Gashaw Mulatu, Berhane Melkamu, Bekele Sisay, Melaku Tsegaye, Lemmi Gemechu, Chelkeba Legese, Wakjira Tekle, Tesfaw Getnet, Mekonnen Zeleke, Kroidl Arne, Wieser Andreas, Froeschl Guenter, Seeholzer Thomas, Ali Solomon, Gudina Esayas Kebede
School of Medical Laboratory Science, Jimma University, Jimma P.O. Box 378, Ethiopia.
CIHLMU Center for International Health, University Hospital, LMU Munich, Leopoldstrasse 5, 80802 Munich, Germany.
J Clin Med. 2025 Apr 1;14(7):2413. doi: 10.3390/jcm14072413.

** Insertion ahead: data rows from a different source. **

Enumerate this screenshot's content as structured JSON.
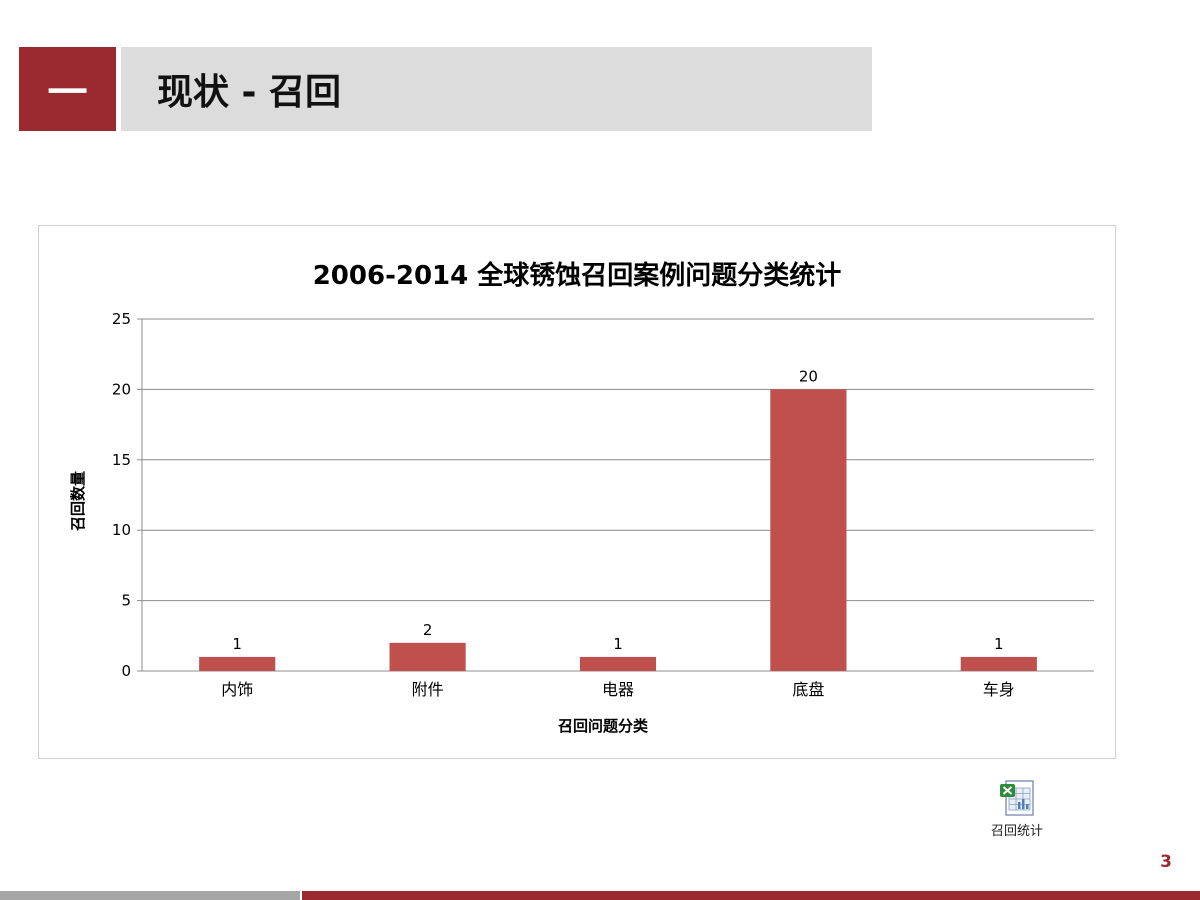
{
  "header": {
    "section_number": "一",
    "title": "现状 - 召回"
  },
  "chart_data": {
    "type": "bar",
    "title": "2006-2014 全球锈蚀召回案例问题分类统计",
    "xlabel": "召回问题分类",
    "ylabel": "召回数量",
    "categories": [
      "内饰",
      "附件",
      "电器",
      "底盘",
      "车身"
    ],
    "values": [
      1,
      2,
      1,
      20,
      1
    ],
    "ylim": [
      0,
      25
    ],
    "yticks": [
      0,
      5,
      10,
      15,
      20,
      25
    ],
    "grid": true,
    "data_labels": true,
    "bar_color": "#c0504d"
  },
  "embedded_object": {
    "icon": "excel-spreadsheet-icon",
    "label": "召回统计"
  },
  "footer": {
    "page_number": "3"
  },
  "colors": {
    "accent": "#9b2a30",
    "title_bar": "#dcdcdc"
  }
}
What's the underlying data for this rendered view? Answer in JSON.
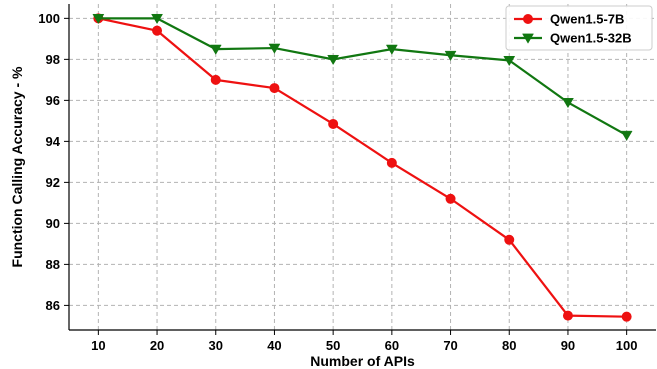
{
  "chart_data": {
    "type": "line",
    "xlabel": "Number of APIs",
    "ylabel": "Function Calling Accuracy - %",
    "x": [
      10,
      20,
      30,
      40,
      50,
      60,
      70,
      80,
      90,
      100
    ],
    "xlim": [
      5,
      105
    ],
    "ylim": [
      84.8,
      100.7
    ],
    "xticks": [
      10,
      20,
      30,
      40,
      50,
      60,
      70,
      80,
      90,
      100
    ],
    "yticks": [
      86,
      88,
      90,
      92,
      94,
      96,
      98,
      100
    ],
    "grid": true,
    "legend_position": "top-right",
    "series": [
      {
        "name": "Qwen1.5-7B",
        "marker": "circle",
        "color": "#ee1111",
        "values": [
          100.0,
          99.4,
          97.0,
          96.6,
          94.85,
          92.95,
          91.2,
          89.2,
          85.5,
          85.45
        ]
      },
      {
        "name": "Qwen1.5-32B",
        "marker": "triangle-down",
        "color": "#117711",
        "values": [
          100.0,
          100.0,
          98.5,
          98.55,
          98.0,
          98.5,
          98.2,
          97.95,
          95.9,
          94.3
        ]
      }
    ]
  }
}
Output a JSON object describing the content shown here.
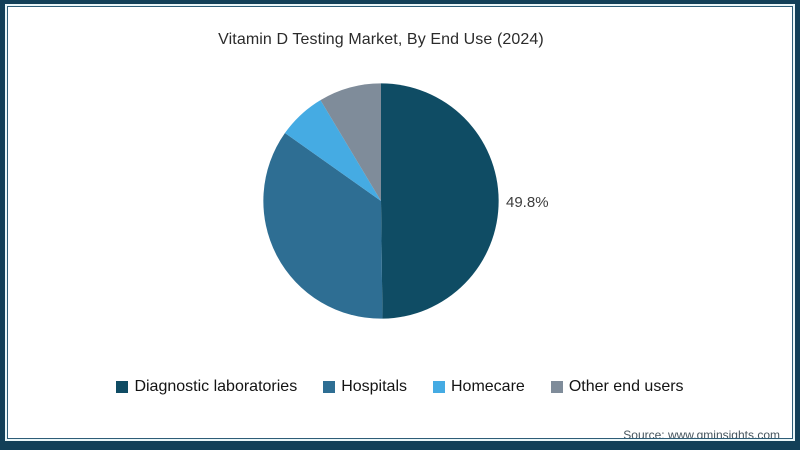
{
  "title": "Vitamin D Testing Market, By End Use (2024)",
  "source": "Source: www.gminsights.com",
  "frame": {
    "outer_color": "#123f58",
    "accent_color": "#eaf6f8",
    "inner_line_color": "#2e5d77"
  },
  "chart_data": {
    "type": "pie",
    "title": "Vitamin D Testing Market, By End Use (2024)",
    "categories": [
      "Diagnostic laboratories",
      "Hospitals",
      "Homecare",
      "Other end users"
    ],
    "values": [
      49.8,
      35.0,
      6.6,
      8.6
    ],
    "colors": [
      "#0f4c64",
      "#2e6e93",
      "#45abe3",
      "#7f8c9a"
    ],
    "unit": "%",
    "start_angle_deg": 0,
    "direction": "clockwise",
    "legend_position": "bottom",
    "data_labels": [
      {
        "index": 0,
        "text": "49.8%"
      }
    ]
  }
}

The discovery of antibiotics revolutionized healthcare by significantly reducing morbidity and mortality. However, excessive and inappropriate use has led to a global surge in antimicrobial resistance, particularly in low- and middle-income countries. This study aimed to evaluate antibiotic use patterns among inpatients at Jimma Medical Center (JMC) in Southwest Ethiopia. A longitudinal observational study was conducted in February and March 2019 at JMC, focusing on patients admitted for over 24 h who received antibiotics. Data on patient demographics, clinical indications, and antibiotics prescribed were systematically collected. Antibiotic consumption rates were measured as days of therapy (DOTs) per 100 patient-days, and utilization was classified according to the World Health Organization (WHO) AWaRe (Access, Watch, and Reserve) framework. A total of 384 inpatients were included, with a male predominance (53.9%) and a median age of 24 years (IQR: 5-37). In total, 634 antibiotic regimens were prescribed. According to the WHO AWaRe classification, 48.3% (306/634) were "Access" and 51.7% (328/634) were "Watch" antibiotics. Patients were treated with antibiotics for a median duration of 4 days (IQR: 2-7), leading to a total of 2880 days of antibiotic therapy. Ceftriaxone was the most commonly prescribed antibiotic, with a usage rate of 44.65 DOTs per 100 patient-days. Substantial variability was observed in empirical antibiotic regimens among treating physicians and across wards. Culture and antibiotic susceptibility testing (AST) were performed for only 4.2% of patients, and none of the treatments were modified based on susceptibility data. The study highlights critical issues in antibiotic prescribing at JMC, including over-reliance on "Watch" antibiotics, predominantly ceftriaxone, limited use of AST results, and deviations from standard treatment guidelines. Addressing these challenges requires implementing antimicrobial stewardship programs, developing evidence-based local treatment guidelines, and strengthening and encouraging the use of microbiology services to improve rational antibiotic use.
抗生素的发现通过显著降低发病率和死亡率彻底改变了医疗保健。然而,过度和不当使用导致全球抗菌药物耐药性激增,特别是在低收入和中等收入国家。本研究旨在评估埃塞俄比亚西南部吉马医疗中心(JMC)住院患者的抗生素使用模式。2019年2月和3月在JMC进行了一项纵向观察性研究,重点关注住院超过24小时且接受抗生素治疗的患者。系统收集了患者人口统计学、临床指征和所开抗生素的数据。抗生素消耗率以每100患者日的治疗天数(DOTs)来衡量,并根据世界卫生组织(WHO)的AWaRe(可及、慎用和储备)框架进行分类。共纳入384名住院患者,男性占多数(53.9%),中位年龄为24岁(四分位间距:5 - 37岁)。总共开出了634种抗生素治疗方案。根据WHO的AWaRe分类,48.3%(306/634)为“可及”类抗生素,51.7%(328/634)为“慎用”类抗生素。患者接受抗生素治疗的中位时长为4天(四分位间距:2 - 7天),导致抗生素治疗总天数达2880天。头孢曲松是最常开具的抗生素,使用率为每100患者日44.65个DOTs。在治疗医生之间以及各病房的经验性抗生素治疗方案中观察到了很大差异。仅对4.2%的患者进行了培养和抗生素敏感性测试(AST),且没有任何治疗方案根据敏感性数据进行调整。该研究突出了JMC在抗生素处方方面的关键问题,包括过度依赖“慎用”类抗生素(主要是头孢曲松)、AST结果使用有限以及偏离标准治疗指南。应对这些挑战需要实施抗菌药物管理计划、制定基于证据的当地治疗指南,以及加强并鼓励使用微生物学服务以改善抗生素的合理使用。